Menanggapi hal tersebut, Grealish menegaskan harga 100 juta pound sterling atau Rp2,1 triliun yang Manchester City bayarkan ke Aston Villa merupakan klausul pelepasannya. Sejak awal, ia bukan pemain yang rutin mencetak gol dan assist tiap pekan selama membela Aston Villa. Meski begitu, tidak bisa dipungkiri harga dan gaji mahal memberikan beban tambahan kepada Grealish. Sayangnya, ia tidak bisa mengatasi tekanan tersebut dan penampilannya inkonsisten selama 4 musim bersama Manchester City.

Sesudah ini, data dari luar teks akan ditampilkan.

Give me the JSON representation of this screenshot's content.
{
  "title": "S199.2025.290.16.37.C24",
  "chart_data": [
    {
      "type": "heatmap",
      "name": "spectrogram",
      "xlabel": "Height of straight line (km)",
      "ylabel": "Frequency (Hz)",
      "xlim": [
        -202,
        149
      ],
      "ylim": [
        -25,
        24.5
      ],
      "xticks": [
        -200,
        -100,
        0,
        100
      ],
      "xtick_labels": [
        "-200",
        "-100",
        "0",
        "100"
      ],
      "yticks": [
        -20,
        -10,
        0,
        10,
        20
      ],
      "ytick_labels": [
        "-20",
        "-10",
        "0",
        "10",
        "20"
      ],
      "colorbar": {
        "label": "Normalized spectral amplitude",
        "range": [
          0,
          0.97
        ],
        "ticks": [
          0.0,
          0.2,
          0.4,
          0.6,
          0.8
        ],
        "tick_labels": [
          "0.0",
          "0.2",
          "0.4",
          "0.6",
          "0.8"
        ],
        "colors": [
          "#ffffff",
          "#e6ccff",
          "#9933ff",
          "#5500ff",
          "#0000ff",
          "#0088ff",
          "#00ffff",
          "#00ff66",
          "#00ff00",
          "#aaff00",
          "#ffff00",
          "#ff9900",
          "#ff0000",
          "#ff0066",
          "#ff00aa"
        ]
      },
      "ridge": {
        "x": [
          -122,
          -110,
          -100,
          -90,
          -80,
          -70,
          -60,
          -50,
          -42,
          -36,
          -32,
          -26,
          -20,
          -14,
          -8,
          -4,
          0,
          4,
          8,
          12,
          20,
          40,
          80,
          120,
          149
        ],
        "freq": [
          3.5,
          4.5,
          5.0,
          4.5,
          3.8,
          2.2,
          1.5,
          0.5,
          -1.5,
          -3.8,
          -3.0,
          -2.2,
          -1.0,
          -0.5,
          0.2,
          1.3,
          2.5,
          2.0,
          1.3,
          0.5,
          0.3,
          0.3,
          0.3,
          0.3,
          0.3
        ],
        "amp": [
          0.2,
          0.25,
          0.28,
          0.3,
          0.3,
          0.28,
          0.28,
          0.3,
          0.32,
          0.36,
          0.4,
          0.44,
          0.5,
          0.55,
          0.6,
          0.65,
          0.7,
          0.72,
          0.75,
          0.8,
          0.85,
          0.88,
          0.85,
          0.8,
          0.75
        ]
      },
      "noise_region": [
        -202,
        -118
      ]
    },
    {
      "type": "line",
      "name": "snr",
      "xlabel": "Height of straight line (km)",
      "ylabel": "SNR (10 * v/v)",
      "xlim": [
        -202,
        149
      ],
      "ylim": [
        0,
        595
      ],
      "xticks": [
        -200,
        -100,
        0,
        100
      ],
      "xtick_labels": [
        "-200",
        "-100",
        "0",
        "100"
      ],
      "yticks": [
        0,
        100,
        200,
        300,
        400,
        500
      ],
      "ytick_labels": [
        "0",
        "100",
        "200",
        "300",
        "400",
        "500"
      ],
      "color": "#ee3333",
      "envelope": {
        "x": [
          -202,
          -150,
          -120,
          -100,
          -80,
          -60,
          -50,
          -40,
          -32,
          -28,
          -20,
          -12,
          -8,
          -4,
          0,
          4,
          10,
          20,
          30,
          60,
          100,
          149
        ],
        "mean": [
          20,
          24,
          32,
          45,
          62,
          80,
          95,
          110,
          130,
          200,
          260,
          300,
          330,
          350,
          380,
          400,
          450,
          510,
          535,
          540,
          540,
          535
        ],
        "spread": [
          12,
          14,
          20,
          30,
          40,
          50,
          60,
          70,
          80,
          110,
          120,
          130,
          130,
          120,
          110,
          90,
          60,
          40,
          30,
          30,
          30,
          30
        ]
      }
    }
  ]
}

Grealish mencetak total 17 gol dan 23 assist dalam 157 pertandingan di berbagai ajang pada 2021--2025.
3. Gaya hidup Jack Grealish yang buruk memengaruhi kebugaran fisik dan performanya
Jack Grealish dikenal sebagai pesepak bola yang gemar pesta malam dan mabuk-mabukan. Salah satunya terlihat ketika parade perayaan raihan treble winner Manchester City usai menjuarai English Premier League (EPL), Piala FA, dan Liga Champions Eropa (UCL). Grealish minum alkohol sampai mabuk ketika berada di atas bus parade. Selain itu, ia terlihat mabuk di tengah-tengah kerumunan penonton saat konser Oasis pada Juli 2025.
Gaya hidup seperti itu mempengaruh mentalitas, kebugaran fisik, dan performanya di atas lapangan. Meski terbilang jarang menderita cedera, penampilan Grealish tidak menunjukkan peningkatan selama 4 musim bersama Manchester City. Ia kesulitan bersaing dengan penyerang sayap lain, macam Jeremy Doku, Savinho, dan Omar Marmoush. Pep Guardiola sendiri tidak menyukai gaya hidup pemainnya yang kurang disiplin dan bersikap tidak profesional.
Grealish masih memiliki peluang untuk memulihkan reputasinya sebagai salah satu penyerang sayap top Inggris jika mampu tampil apik secara konsisten bersama Everton pada 2025/2026. Ia tentu tidak ingin kegagalannya menembus Timnas Inggris pada Euro 2024 terulang lagi pada Piala Dunia 2026. Grealish perlu mengubah pola pikir, gaya hidup, dan kedisplinan untuk bisa bersinar lagi di EPL.